A Great-Looking If Underpowered Adventure With A 'Good Dinosaur'
Pixar's The Good Dinosaur imagines what would happen if our Mesozoic-era ancestors, instead of being wiped out by an asteroid, survived to star in John Ford Westerns. An opening scene shows the fatal rock whizzing by Earth harmlessly; "millions of years later," Apatosauruses own family farms while Tyrannosauruses herd bison on the frontier. In their shadow, humans must have evolved from the Carnivora clade alongside dogs and wolves, judging by how they bark and scamper in the wild unless a dino can domesticate them. It sounds silly, but after the teeth-gnashing nonsense of Jurassic World, just be glad one film this year treats dinosaurs with something approaching respect.
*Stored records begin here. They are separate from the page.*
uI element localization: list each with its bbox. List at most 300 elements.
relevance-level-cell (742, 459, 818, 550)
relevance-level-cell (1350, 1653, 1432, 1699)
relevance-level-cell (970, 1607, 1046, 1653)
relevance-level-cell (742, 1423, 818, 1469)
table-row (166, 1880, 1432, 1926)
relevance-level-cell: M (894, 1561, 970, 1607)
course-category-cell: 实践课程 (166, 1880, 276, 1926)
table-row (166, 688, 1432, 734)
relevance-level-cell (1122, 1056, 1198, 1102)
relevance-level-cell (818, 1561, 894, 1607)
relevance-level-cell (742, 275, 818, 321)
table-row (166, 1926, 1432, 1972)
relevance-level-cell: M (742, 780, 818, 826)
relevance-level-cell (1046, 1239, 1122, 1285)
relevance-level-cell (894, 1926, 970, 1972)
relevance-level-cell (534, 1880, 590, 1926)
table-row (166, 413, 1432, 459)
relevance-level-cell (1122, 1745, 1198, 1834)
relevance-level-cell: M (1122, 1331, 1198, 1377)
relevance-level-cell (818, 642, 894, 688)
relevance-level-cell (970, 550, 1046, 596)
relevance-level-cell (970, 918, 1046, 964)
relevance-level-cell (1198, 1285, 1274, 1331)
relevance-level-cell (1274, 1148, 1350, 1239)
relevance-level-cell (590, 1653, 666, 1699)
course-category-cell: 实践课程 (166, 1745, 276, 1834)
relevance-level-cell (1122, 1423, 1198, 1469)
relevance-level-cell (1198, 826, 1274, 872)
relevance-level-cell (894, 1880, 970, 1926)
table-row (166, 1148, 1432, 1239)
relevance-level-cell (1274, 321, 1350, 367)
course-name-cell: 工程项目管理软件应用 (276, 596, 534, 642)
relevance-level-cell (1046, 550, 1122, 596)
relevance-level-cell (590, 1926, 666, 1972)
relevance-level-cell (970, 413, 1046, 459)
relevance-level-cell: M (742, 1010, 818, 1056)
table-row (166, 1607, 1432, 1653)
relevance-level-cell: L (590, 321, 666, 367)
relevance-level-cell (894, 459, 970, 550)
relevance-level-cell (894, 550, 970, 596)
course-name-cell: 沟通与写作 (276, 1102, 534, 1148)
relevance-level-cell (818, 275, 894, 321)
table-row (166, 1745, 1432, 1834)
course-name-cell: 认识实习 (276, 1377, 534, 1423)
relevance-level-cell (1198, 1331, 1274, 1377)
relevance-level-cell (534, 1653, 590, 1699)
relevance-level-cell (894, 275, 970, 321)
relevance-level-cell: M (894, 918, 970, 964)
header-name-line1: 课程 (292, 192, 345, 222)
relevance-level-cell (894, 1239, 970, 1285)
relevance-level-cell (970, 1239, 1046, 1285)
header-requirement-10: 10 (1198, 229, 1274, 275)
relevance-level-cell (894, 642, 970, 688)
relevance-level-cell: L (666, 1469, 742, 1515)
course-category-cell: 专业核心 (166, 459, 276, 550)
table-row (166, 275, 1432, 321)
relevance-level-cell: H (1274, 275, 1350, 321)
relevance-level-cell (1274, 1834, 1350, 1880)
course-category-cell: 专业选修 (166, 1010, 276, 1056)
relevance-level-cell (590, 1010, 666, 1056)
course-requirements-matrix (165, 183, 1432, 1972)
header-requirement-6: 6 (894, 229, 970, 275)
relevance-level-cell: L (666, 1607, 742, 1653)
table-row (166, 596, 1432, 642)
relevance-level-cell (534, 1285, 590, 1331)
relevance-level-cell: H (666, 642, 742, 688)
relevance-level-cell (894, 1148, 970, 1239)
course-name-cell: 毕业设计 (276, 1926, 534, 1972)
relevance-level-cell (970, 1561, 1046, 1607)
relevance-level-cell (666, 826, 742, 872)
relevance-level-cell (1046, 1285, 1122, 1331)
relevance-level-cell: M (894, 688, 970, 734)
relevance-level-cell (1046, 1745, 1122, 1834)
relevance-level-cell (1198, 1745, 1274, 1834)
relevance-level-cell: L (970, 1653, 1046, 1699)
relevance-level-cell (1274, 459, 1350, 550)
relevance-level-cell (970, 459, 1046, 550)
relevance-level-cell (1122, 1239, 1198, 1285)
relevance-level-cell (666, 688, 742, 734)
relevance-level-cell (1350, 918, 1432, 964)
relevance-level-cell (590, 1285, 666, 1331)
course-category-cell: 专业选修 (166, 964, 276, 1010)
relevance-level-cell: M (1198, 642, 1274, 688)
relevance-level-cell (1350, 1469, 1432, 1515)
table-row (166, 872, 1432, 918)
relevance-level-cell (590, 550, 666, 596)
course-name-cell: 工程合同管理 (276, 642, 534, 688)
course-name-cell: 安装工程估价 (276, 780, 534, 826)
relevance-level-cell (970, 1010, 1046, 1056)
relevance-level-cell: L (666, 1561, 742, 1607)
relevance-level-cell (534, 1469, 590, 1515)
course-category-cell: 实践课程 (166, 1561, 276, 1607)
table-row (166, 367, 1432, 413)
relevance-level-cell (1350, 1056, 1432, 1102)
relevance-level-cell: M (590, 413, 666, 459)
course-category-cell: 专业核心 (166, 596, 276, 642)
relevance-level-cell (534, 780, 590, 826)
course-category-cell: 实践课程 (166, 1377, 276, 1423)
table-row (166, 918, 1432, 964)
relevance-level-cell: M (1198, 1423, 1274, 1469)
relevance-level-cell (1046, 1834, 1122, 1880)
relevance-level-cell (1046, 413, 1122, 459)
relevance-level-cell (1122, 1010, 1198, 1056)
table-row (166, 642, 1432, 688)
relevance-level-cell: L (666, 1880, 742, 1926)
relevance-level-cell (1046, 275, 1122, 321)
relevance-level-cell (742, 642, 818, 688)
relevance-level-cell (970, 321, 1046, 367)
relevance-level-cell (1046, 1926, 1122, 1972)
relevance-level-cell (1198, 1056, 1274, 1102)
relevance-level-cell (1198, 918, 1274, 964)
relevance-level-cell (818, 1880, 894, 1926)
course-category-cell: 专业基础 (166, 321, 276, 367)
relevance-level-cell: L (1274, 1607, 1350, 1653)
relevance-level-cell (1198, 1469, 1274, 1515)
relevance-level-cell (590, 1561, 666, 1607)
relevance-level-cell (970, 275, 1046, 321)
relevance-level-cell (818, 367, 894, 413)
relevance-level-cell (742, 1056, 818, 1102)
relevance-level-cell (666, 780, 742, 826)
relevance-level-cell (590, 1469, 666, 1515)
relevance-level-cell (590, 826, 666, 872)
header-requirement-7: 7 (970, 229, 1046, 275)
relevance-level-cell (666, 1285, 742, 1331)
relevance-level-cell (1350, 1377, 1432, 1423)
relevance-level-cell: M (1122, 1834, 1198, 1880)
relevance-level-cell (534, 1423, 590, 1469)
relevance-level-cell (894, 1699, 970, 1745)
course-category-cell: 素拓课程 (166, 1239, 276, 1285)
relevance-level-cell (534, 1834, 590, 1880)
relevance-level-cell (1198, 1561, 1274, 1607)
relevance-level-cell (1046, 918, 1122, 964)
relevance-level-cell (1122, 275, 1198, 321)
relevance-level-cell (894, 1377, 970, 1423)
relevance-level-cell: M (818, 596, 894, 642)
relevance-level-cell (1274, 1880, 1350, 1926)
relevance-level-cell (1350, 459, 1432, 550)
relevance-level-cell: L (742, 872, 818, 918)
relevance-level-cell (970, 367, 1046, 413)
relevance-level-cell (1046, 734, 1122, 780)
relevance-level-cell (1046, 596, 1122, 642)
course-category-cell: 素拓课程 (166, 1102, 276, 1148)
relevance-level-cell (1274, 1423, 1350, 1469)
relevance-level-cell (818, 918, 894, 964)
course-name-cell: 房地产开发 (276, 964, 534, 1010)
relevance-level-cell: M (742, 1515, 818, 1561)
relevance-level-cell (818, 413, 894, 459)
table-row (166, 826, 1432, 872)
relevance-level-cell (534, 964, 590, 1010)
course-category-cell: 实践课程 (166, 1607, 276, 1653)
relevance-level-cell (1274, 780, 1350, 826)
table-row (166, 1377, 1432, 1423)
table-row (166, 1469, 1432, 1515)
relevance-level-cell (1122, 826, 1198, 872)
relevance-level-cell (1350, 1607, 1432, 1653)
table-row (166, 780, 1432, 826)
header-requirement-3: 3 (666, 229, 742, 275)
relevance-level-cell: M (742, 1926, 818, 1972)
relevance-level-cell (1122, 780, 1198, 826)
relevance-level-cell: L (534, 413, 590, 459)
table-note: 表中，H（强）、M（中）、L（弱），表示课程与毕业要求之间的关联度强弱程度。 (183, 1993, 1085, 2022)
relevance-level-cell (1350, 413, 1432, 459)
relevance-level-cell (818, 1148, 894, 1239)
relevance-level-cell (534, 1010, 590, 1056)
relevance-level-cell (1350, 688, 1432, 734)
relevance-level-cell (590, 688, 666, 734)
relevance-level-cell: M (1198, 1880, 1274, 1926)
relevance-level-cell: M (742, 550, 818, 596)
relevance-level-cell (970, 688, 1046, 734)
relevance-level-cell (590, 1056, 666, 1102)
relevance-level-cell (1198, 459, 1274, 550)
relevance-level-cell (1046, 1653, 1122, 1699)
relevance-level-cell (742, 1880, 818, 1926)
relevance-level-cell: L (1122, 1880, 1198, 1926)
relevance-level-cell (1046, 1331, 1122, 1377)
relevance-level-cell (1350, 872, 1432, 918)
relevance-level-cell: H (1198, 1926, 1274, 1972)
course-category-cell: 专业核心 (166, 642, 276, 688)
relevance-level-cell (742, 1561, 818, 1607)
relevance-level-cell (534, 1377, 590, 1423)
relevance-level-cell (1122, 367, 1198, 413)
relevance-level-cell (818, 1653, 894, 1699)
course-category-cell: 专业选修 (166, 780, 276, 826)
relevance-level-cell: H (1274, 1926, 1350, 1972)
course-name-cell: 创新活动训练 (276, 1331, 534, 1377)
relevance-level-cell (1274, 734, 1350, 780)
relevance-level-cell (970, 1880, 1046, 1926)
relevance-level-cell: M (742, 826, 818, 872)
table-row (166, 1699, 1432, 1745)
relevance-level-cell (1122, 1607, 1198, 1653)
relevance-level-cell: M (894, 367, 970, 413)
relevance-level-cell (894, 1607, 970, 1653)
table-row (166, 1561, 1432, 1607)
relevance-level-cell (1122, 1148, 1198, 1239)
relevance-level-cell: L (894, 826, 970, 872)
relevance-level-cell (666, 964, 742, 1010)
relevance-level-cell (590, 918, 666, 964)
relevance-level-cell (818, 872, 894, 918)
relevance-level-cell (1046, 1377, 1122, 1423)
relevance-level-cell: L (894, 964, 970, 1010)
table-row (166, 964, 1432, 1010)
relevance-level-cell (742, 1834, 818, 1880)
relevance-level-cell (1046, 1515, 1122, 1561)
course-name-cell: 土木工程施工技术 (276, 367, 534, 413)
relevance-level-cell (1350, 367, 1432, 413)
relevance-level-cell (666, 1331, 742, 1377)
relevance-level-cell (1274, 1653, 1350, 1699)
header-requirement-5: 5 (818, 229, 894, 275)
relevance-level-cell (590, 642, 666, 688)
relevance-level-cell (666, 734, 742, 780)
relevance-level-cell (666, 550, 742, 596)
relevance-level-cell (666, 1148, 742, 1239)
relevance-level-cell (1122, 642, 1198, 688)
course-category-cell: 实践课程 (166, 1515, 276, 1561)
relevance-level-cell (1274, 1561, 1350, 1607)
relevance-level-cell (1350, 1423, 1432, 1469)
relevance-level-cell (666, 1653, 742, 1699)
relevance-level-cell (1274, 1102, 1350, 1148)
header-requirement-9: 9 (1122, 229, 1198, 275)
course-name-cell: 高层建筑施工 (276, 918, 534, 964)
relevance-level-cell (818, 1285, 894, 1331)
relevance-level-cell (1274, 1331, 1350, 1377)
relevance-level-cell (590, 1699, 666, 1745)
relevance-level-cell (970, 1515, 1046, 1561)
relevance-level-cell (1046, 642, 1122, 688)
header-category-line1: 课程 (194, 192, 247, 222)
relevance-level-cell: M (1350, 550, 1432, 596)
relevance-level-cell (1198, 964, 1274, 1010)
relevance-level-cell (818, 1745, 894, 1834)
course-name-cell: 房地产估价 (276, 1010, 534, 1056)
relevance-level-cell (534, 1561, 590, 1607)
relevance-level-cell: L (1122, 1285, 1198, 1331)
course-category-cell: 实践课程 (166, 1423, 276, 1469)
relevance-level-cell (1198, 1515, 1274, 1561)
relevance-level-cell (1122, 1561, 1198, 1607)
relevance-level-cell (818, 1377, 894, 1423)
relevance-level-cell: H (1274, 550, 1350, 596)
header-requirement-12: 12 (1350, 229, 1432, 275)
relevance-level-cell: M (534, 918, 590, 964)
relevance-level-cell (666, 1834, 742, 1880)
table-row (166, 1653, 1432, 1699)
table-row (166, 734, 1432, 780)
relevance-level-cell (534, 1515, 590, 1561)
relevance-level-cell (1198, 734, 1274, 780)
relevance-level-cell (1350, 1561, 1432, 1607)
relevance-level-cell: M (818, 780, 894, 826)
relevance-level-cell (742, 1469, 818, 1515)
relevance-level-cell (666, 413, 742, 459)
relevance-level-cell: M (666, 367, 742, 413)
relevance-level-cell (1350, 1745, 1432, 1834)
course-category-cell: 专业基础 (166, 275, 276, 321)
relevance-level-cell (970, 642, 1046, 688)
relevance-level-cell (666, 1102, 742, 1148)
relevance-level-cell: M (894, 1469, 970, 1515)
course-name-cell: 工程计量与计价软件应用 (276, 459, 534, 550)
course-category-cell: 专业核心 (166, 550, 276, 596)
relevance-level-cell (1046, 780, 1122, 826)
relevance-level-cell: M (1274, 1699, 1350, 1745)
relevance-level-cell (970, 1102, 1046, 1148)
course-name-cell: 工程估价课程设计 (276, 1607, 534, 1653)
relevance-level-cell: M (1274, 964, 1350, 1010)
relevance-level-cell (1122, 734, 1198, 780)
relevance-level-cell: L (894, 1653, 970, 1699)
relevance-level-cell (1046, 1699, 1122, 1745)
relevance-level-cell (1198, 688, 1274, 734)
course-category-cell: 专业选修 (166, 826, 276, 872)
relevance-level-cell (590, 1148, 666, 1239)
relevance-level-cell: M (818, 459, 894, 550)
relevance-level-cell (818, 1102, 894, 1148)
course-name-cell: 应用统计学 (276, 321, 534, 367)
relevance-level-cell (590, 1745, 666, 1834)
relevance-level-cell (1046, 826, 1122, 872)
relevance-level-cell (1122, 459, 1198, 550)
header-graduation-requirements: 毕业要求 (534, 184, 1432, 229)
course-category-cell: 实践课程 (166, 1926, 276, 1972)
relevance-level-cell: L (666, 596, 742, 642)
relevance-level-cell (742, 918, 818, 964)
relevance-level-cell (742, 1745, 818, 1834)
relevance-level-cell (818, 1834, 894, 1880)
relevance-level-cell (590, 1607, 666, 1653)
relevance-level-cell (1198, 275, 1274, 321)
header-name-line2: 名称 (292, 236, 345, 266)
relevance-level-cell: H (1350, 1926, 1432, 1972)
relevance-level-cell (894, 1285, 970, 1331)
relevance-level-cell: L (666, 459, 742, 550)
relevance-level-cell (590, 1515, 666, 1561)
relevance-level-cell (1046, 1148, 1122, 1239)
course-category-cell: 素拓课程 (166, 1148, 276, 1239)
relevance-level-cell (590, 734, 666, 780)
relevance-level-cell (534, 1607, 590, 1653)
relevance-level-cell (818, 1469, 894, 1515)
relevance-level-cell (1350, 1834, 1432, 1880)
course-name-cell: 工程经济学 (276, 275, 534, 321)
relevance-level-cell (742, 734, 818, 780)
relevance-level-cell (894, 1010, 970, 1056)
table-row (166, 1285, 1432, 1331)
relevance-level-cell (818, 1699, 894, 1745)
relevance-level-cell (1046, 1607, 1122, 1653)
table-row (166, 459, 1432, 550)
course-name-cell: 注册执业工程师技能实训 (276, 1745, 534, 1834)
The studio conjures this universe in its lushest, most visually stunning film to date. The Good Dinosaur is full of gorgeous mountain landscapes inspired by the American West and voluminous clouds floating against a purple-orange-blue sky. Water effects are lovingly detailed, whether the flow of the river that runs through the landscape or raindrops from the frequent storms that threaten it. The characters may look cartoony—and cloyingly cute—but they're wandering through what could be Thomas Hill paintings in panoramic widescreen.
But no one, child or adult, would sit through 100 minutes of pure wandering. So there's a by-the-book story here, too, one that recycles several familiar Disney and Pixar elements in rather prehistoric fashion. A shrimpy Apatosaur named Arlo (voiced by child actor Raymond Ochoa) must face both a Long Journey Home and, shall we say, an early parental absence. While hunting a "critter" who threatens his corn-farmer family's winter food supply, Arlo's strong, proud Poppa (Jeffrey Wright) meets an early, Mufasa-like fate. He leaves his son only with endless dad-platitudes—Daditudes—which are never quite enough to help overcome Arlo's fear of the outside world. When a storm later washes Arlo away, he'll have to team up with the "critter," who's really a small, panting human child named Spot, to find his way back into adulthood.
Any hope that Pixar's second 2015 release would meet the incredibly high narrative bar set by studio masterwork Inside Out is dashed early on, once we realize the story (which has five different names on it) is almost exclusively concerned with lessons of bravery. But it's also a leisurely and contemplative script, deliberately lacking the rapid-fire dialogue of Finding Nemo or the Toy Storyfilms. Spot doesn't talk, after all. When he and Arlo are on their own, director Peter Sohn is perfectly fine to just let us bask in the way they live. That gives us more time to enjoy the wonderful score by Jeff and Mychael Danna, which packs in fiddles, flutes, and horns sounding across the valley—everything you could want from a frontier soundtrack.
Hard to believe that a tale this simple could have caused so much trouble for its makers, but The Good Dinosaur also has the most tortured production history of any Pixar film. The studio replaced director Bob Peterson midway through development and drastically reworked the script, tossing much of the original voice cast (including Judy Greer, Bill Hader, and John Lithgow). Seams are visible, especially in the early scenes, which spend a long time introducing family members we'll rarely see.
Is Pixar doing the right thing quality-wise by pushing two films out in the same year? Increased production demands will lead to less vital finished films, and could threaten early extinction for an animation studio that has become a national treasure. Still, the final cut of The Good Dinosaurincludes Sam Elliott as a tough-as-nails T. rex cowboy who tells campfire stories about dueling to the death with crocodiles. That has to count for something in this dino-dizzy modern world.
A note on the preshow: The accompanying short this time out is "Sanjay's Super Team," a candy-colored charmer detailing a kid's superhero obsession and his father's efforts to interest him in Hinduism. The autobiographical film is refreshingly open about its spirituality and multiculturalism, and will hopefully herald exciting feature-length projects for director and in-house Pixar talent Sanjay Patel.